If a German car only has fun when it’s winning, a Swedish one enjoys the game. Volvo’s particular brand of luxury is cleaner, simpler, than its rivals, more in keeping with the Swedish preference for less-ostentatious finery. It’s not quite the difference between the Gustavian style and Louis XIV’s, but it’s along the same lines.

There is, however, only some truth in this “Scandinavian design and craftsmanship” marketing. Volvo could have pushed the Scandinavian style much further. The 2014 Volvo Concept Estate shows you what that could have looked like.

Matt Bubbers

Customers

Niklas Ekstedt is thinking about buying a new car. The Michelin-starred restaurant that bears his name in Stockholm serves New Nordic Cuisine, as made famous by Noma in Copenhagen, but with a difference. At Ekstedt’s flagship restaurant, it’s about how you cook. Nearly every dish is cooked over an open wood fire in a cast-iron pan or smoked in the kitchen, just like his parents and grandparents did when he was a child in northern Sweden.

He knows Volvo was recently bought by Chinese auto giant Geely.

“The Chinese bought Volvo and are turning it around. The Americans bought Saab and put it down the … drain and it went bankrupt. That whole community of Trollhattan [Saab’s old home] is still devastated, still suffering from that.”

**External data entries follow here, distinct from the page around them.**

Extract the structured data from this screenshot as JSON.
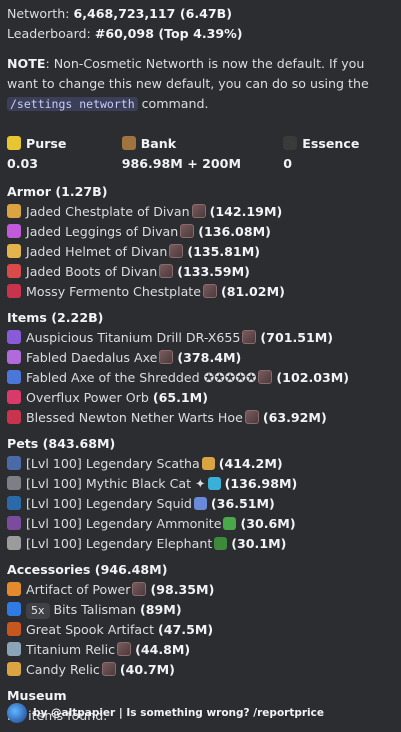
{
  "networth": {
    "label": "Networth:",
    "value": "6,468,723,117 (6.47B)"
  },
  "leaderboard": {
    "label": "Leaderboard:",
    "value": "#60,098 (Top 4.39%)"
  },
  "note": {
    "label": "NOTE",
    "text_before": ": Non-Cosmetic Networth is now the default. If you want to change this new default, you can do so using the ",
    "command": "/settings networth",
    "text_after": " command."
  },
  "stats": [
    {
      "icon": "gold-ingot-icon",
      "label": "Purse",
      "value": "0.03",
      "color": "#e8c631"
    },
    {
      "icon": "chest-icon",
      "label": "Bank",
      "value": "986.98M + 200M",
      "color": "#a0743f"
    },
    {
      "icon": "essence-skull-icon",
      "label": "Essence",
      "value": "0",
      "color": "#3a3a3a"
    }
  ],
  "sections": {
    "armor": {
      "title": "Armor (1.27B)",
      "items": [
        {
          "name": "Jaded Chestplate of Divan",
          "value": "(142.19M)",
          "color": "#d9a441"
        },
        {
          "name": "Jaded Leggings of Divan",
          "value": "(136.08M)",
          "color": "#c25bd9"
        },
        {
          "name": "Jaded Helmet of Divan",
          "value": "(135.81M)",
          "color": "#e3b44c"
        },
        {
          "name": "Jaded Boots of Divan",
          "value": "(133.59M)",
          "color": "#d94a4a"
        },
        {
          "name": "Mossy Fermento Chestplate",
          "value": "(81.02M)",
          "color": "#c8344b"
        }
      ]
    },
    "items": {
      "title": "Items (2.22B)",
      "items": [
        {
          "name": "Auspicious Titanium Drill DR-X655",
          "value": "(701.51M)",
          "color": "#8a5bd9"
        },
        {
          "name": "Fabled Daedalus Axe",
          "value": "(378.4M)",
          "color": "#b06ad9"
        },
        {
          "name": "Fabled Axe of the Shredded ✪✪✪✪✪",
          "value": "(102.03M)",
          "color": "#4a78d9"
        },
        {
          "name": "Overflux Power Orb",
          "value": "(65.1M)",
          "color": "#d93a6a"
        },
        {
          "name": "Blessed Newton Nether Warts Hoe",
          "value": "(63.92M)",
          "color": "#c8344b"
        }
      ]
    },
    "pets": {
      "title": "Pets (843.68M)",
      "items": [
        {
          "name": "[Lvl 100] Legendary Scatha",
          "value": "(414.2M)",
          "color": "#4a6aa8",
          "extra_color": "#d9a441"
        },
        {
          "name": "[Lvl 100] Mythic Black Cat",
          "value": "(136.98M)",
          "color": "#7c7f86",
          "extra_color": "#3ab0d9",
          "star": "✦"
        },
        {
          "name": "[Lvl 100] Legendary Squid",
          "value": "(36.51M)",
          "color": "#2a6aa8",
          "extra_color": "#6a8ad9"
        },
        {
          "name": "[Lvl 100] Legendary Ammonite",
          "value": "(30.6M)",
          "color": "#7d4b9e",
          "extra_color": "#4aa84a"
        },
        {
          "name": "[Lvl 100] Legendary Elephant",
          "value": "(30.1M)",
          "color": "#9b9b9b",
          "extra_color": "#3d8a3d"
        }
      ]
    },
    "accessories": {
      "title": "Accessories (946.48M)",
      "items": [
        {
          "name": "Artifact of Power",
          "value": "(98.35M)",
          "color": "#e38a2c"
        },
        {
          "badge": "5x",
          "name": "Bits Talisman",
          "value": "(89M)",
          "color": "#2f7be3"
        },
        {
          "name": "Great Spook Artifact",
          "value": "(47.5M)",
          "color": "#c8561f"
        },
        {
          "name": "Titanium Relic",
          "value": "(44.8M)",
          "color": "#8aa4b8"
        },
        {
          "name": "Candy Relic",
          "value": "(40.7M)",
          "color": "#d9a441"
        }
      ]
    },
    "museum": {
      "title": "Museum",
      "text": "No items found."
    }
  },
  "footer": {
    "text": "by @altpapier | Is something wrong? /reportprice"
  }
}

Can any car rightly claim to be German or Swedish or anything any more? It’s not like they’re made with locally sourced organic produce. Cars are hyperglobalized products. The V90 CrossCountry is assembled in Sweden. Some S90 models are assembled in China. Future models will be assembled at a new factory in the United States.

“A car is not Swedish to start off with, not rooted in tradition here,” Ekstedt says. “Audi and BMW have looked to Nordic design. The new Audis don’t look very German. Everyone is borrowing.”

It doesn’t matter that Volvo is backed by a Chinese company. With cars, it’s not how you cook – it’s what you cook. And what Volvo has managed – through both design and marketing – to cook up here is a genuine luxury car with hints of Scandinavia style. It’ll do well.

Matt Bubbers

The writer was a guest of the auto maker. Content was not subject to approval.